K-On: Would this show exist if it weren't for anime music videos?

Recently one such person sent me an email that disappointed me greatly. And quite frankly when he reads this he’ll to be pissed off at this article, but screw it — I’m outraged. This fanboy-gone-gray is Jim Kaposztas, and in 1982 he changed the world forever when he invented what would be called the medium of Anime Music Videos. Inspired by the then new channel MTV Kaposztas hooked together two VHS decks and edited the most violent scenes from Star Blazers to the Beatles tune All You Need is Love.

MTV in the 80s

Up until this point fans could only express themselves by writing fanzines, exchanging letters and trading VHS tapes. In one fell swoop Kaposztas allowed fans to showcase what made anime unique — the fact that it was for grownups. And while he was very much the geeky type what Jim did was in fact pure punk rock in attitude: He was making a statement making fun of the peace-and-love of the 60s with a spirit of rebellious DIY. Jim may not have hung out at CGBGs but by that one act he was a peer of the folks who played there just a few years before.

Talking Heads live at CBGB, 1977.

And in those early days Anime Music Videos acted as trailers for the genre. The result was that it allowed casual fans who might be slightly interested in anime to sit down and watch an episode because their favorite song hooked them in. In fact that combination of pop music and anime allowed fans to feel at home watching shows that didn’t even feature English subtitles. It should also be noted that this form of anime fandom started in the United States and then traveled back to Japan. Simply put: Kaposztas may be one of the few Americans that the Japanese owe something to.

Philip Jose Farmer, his wife Bette, Isaac Asimov and Randall Garrett in 1954.

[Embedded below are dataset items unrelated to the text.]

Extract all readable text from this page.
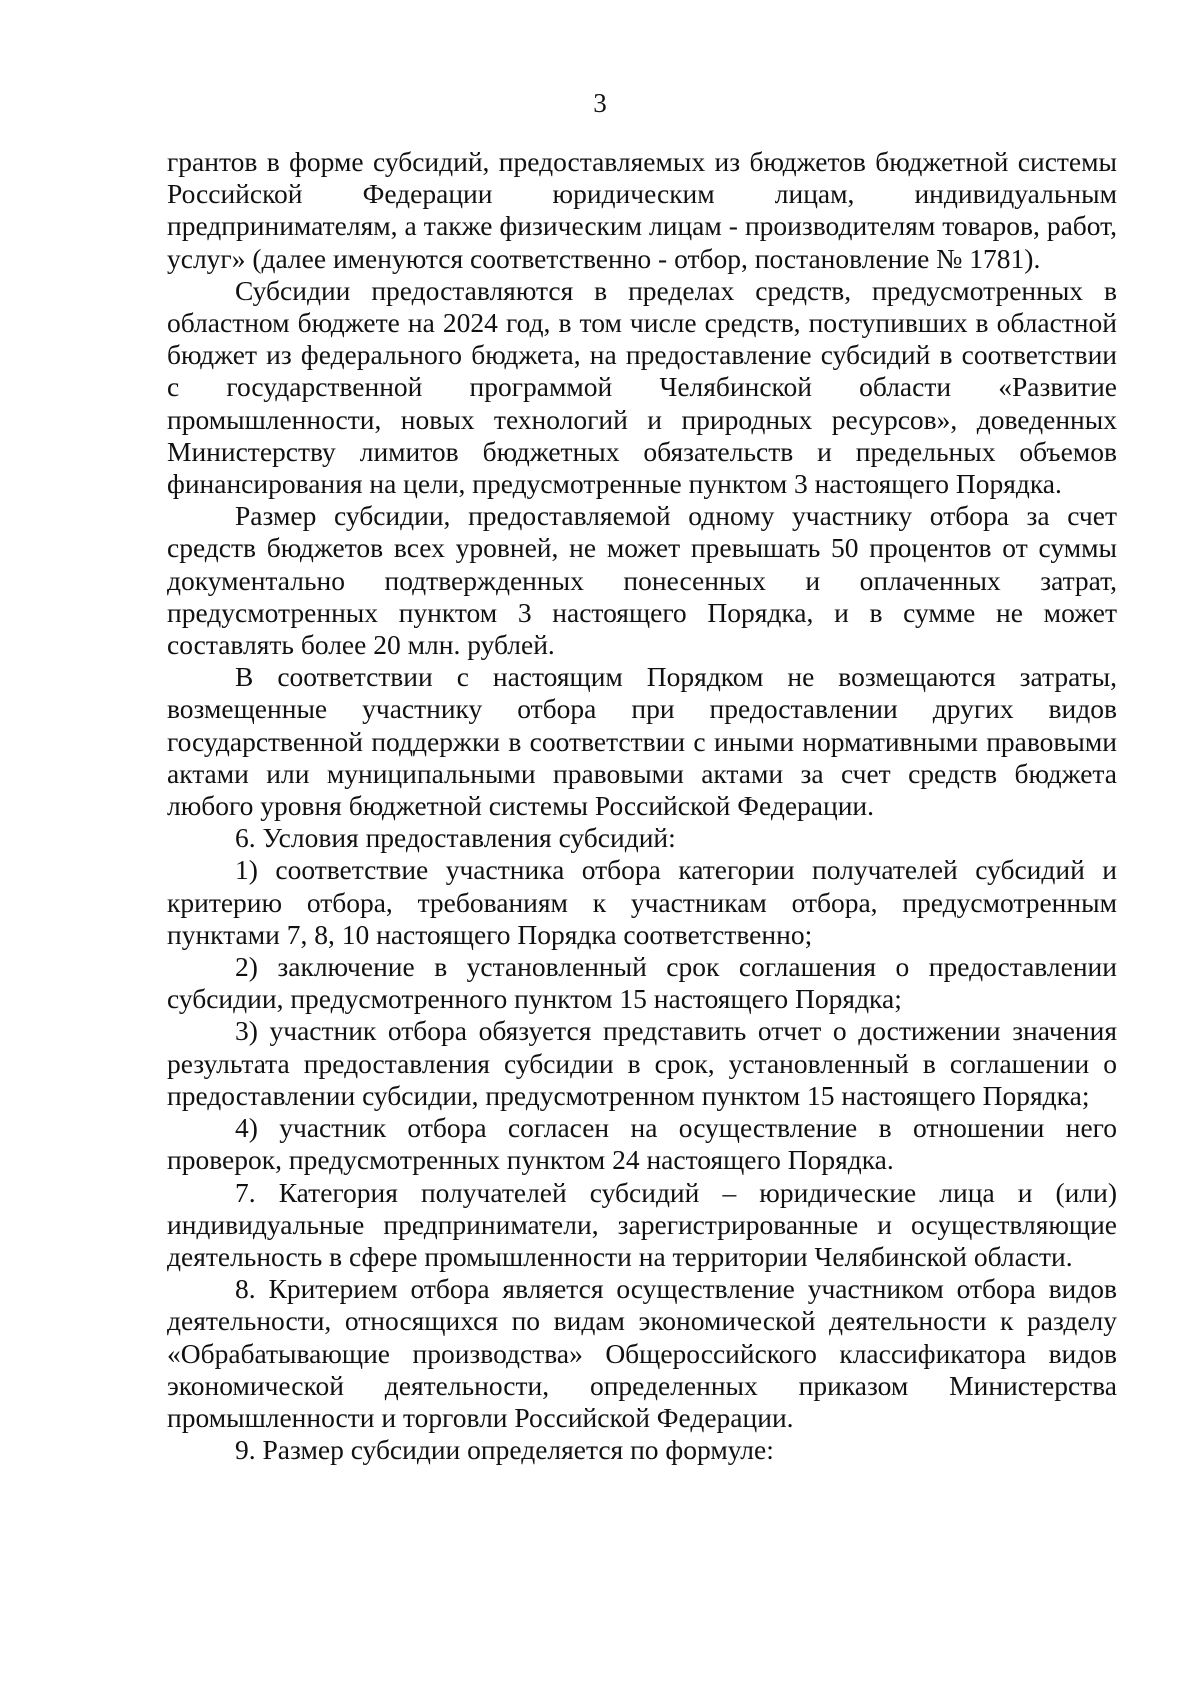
3

грантов в форме субсидий, предоставляемых из бюджетов бюджетной системы Российской Федерации юридическим лицам, индивидуальным предпринимателям, а также физическим лицам - производителям товаров, работ, услуг» (далее именуются соответственно - отбор, постановление № 1781).

Субсидии предоставляются в пределах средств, предусмотренных в областном бюджете на 2024 год, в том числе средств, поступивших в областной бюджет из федерального бюджета, на предоставление субсидий в соответствии с государственной программой Челябинской области «Развитие промышленности, новых технологий и природных ресурсов», доведенных Министерству лимитов бюджетных обязательств и предельных объемов финансирования на цели, предусмотренные пунктом 3 настоящего Порядка.

Размер субсидии, предоставляемой одному участнику отбора за счет средств бюджетов всех уровней, не может превышать 50 процентов от суммы документально подтвержденных понесенных и оплаченных затрат, предусмотренных пунктом 3 настоящего Порядка, и в сумме не может составлять более 20 млн. рублей.

В соответствии с настоящим Порядком не возмещаются затраты, возмещенные участнику отбора при предоставлении других видов государственной поддержки в соответствии с иными нормативными правовыми актами или муниципальными правовыми актами за счет средств бюджета любого уровня бюджетной системы Российской Федерации.

6. Условия предоставления субсидий:

1) соответствие участника отбора категории получателей субсидий и критерию отбора, требованиям к участникам отбора, предусмотренным пунктами 7, 8, 10 настоящего Порядка соответственно;

2) заключение в установленный срок соглашения о предоставлении субсидии, предусмотренного пунктом 15 настоящего Порядка;

3) участник отбора обязуется представить отчет о достижении значения результата предоставления субсидии в срок, установленный в соглашении о предоставлении субсидии, предусмотренном пунктом 15 настоящего Порядка;

4) участник отбора согласен на осуществление в отношении него проверок, предусмотренных пунктом 24 настоящего Порядка.

7. Категория получателей субсидий – юридические лица и (или) индивидуальные предприниматели, зарегистрированные и осуществляющие деятельность в сфере промышленности на территории Челябинской области.

8. Критерием отбора является осуществление участником отбора видов деятельности, относящихся по видам экономической деятельности к разделу «Обрабатывающие производства» Общероссийского классификатора видов экономической деятельности, определенных приказом Министерства промышленности и торговли Российской Федерации.

9. Размер субсидии определяется по формуле:
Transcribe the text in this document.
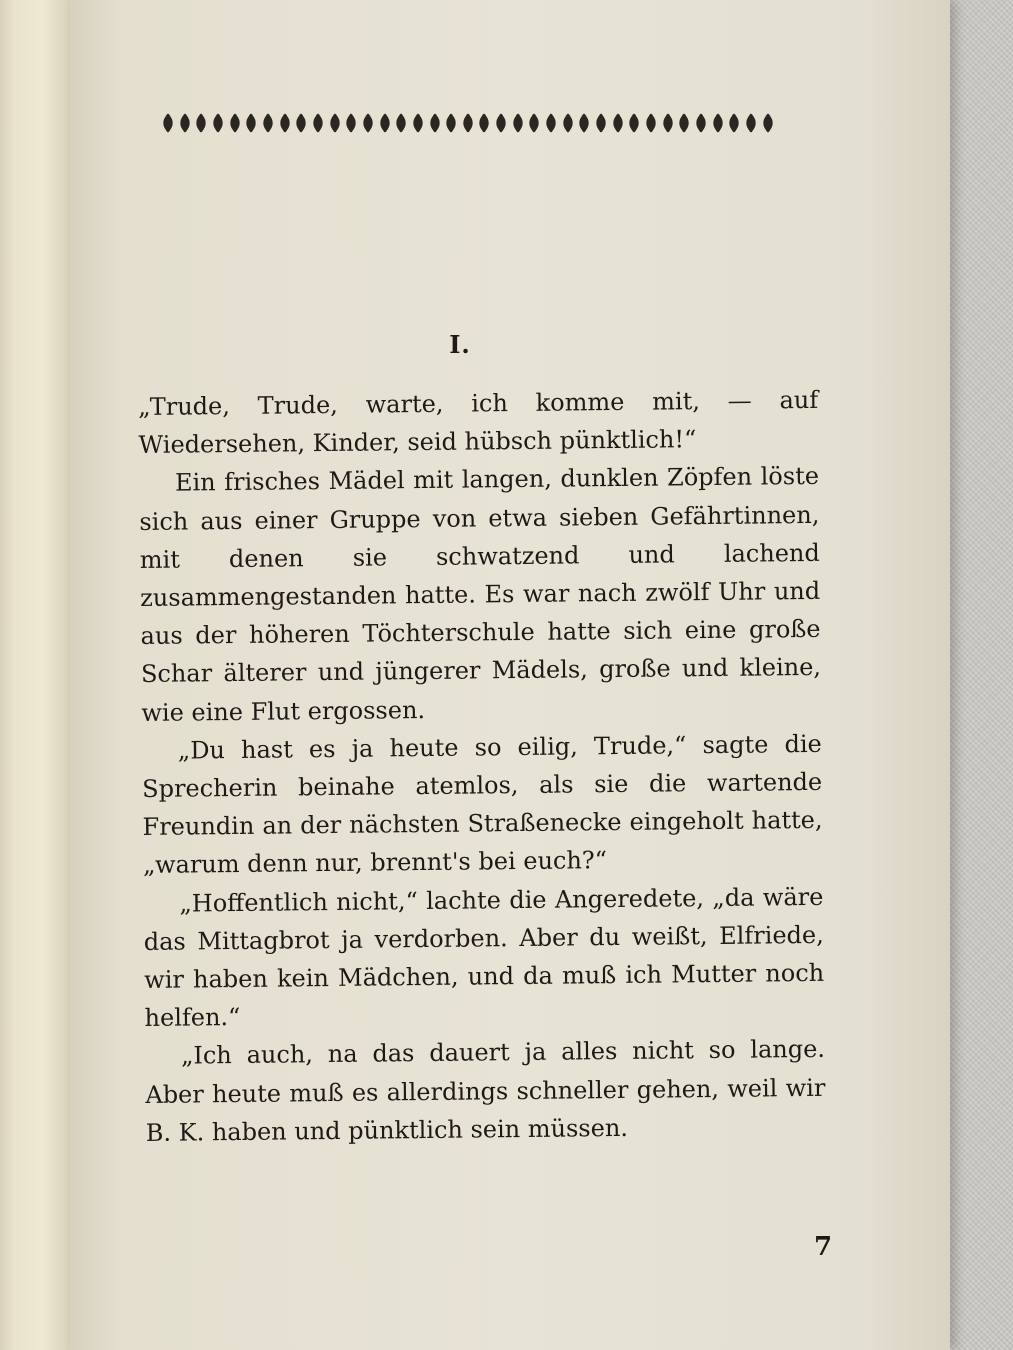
I.

„Trude, Trude, warte, ich komme mit, — auf Wiedersehen, Kinder, seid hübsch pünktlich!“

Ein frisches Mädel mit langen, dunklen Zöpfen löste sich aus einer Gruppe von etwa sieben Gefährtinnen, mit denen sie schwatzend und lachend zusammengestanden hatte. Es war nach zwölf Uhr und aus der höheren Töchterschule hatte sich eine große Schar älterer und jüngerer Mädels, große und kleine, wie eine Flut ergossen.

„Du hast es ja heute so eilig, Trude,“ sagte die Sprecherin beinahe atemlos, als sie die wartende Freundin an der nächsten Straßenecke eingeholt hatte, „warum denn nur, brennt's bei euch?“

„Hoffentlich nicht,“ lachte die Angeredete, „da wäre das Mittagbrot ja verdorben. Aber du weißt, Elfriede, wir haben kein Mädchen, und da muß ich Mutter noch helfen.“

„Ich auch, na das dauert ja alles nicht so lange. Aber heute muß es allerdings schneller gehen, weil wir B. K. haben und pünktlich sein müssen.

7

So why am I upset? Well Jim wrote me a note that a convention (which I won’t name) had turned him down for some official staff position at an upcoming con. This made me sad because he shouldn’t be some staffer but a guest of honor at the show. One tradition I always loved about science fiction fandom was that they had a club called First Fandom. These were the fanboys (and a few fangurls too) who back in the 1930s and 40s took science fiction from being a genre to a subculture. Back in the day I met a few of these guys, some of them had names like Isaac Asimov but many didn’t. But there was always that tradition of taking these old timers and inviting them to be the Fan Guest of Honor at a convention. It was the little bit of loving light some of these folks would get, it was a subcultures way of saying “thank you for writing that fanzine that I read when I was a teen and thought that I was the only science fiction fan in the universe”.

VHS Deck: The JVC HR3660-EK

Frankly to me what Jim Kaposztas did back in 1982 was a cornerstone of anime fandom today. And to make him write a “resume of his achievements” to get some con position is insulting, the man not only has paid his damn dues to the club — without him the club may not have started when it did. If anything this con should be inviting him to be a Fan Guest of Honor. Now I know that Jim isn’t as sexy looking at one of the members of AKB48, but frankly before any team member of AKB48 was born Jim was winning fans over to anime. Jim will never be flown across the world and put up in a luxury hotel, but give the guy a damn guest badge, buy him a fucking beer and say “thank you” — he more than earned it.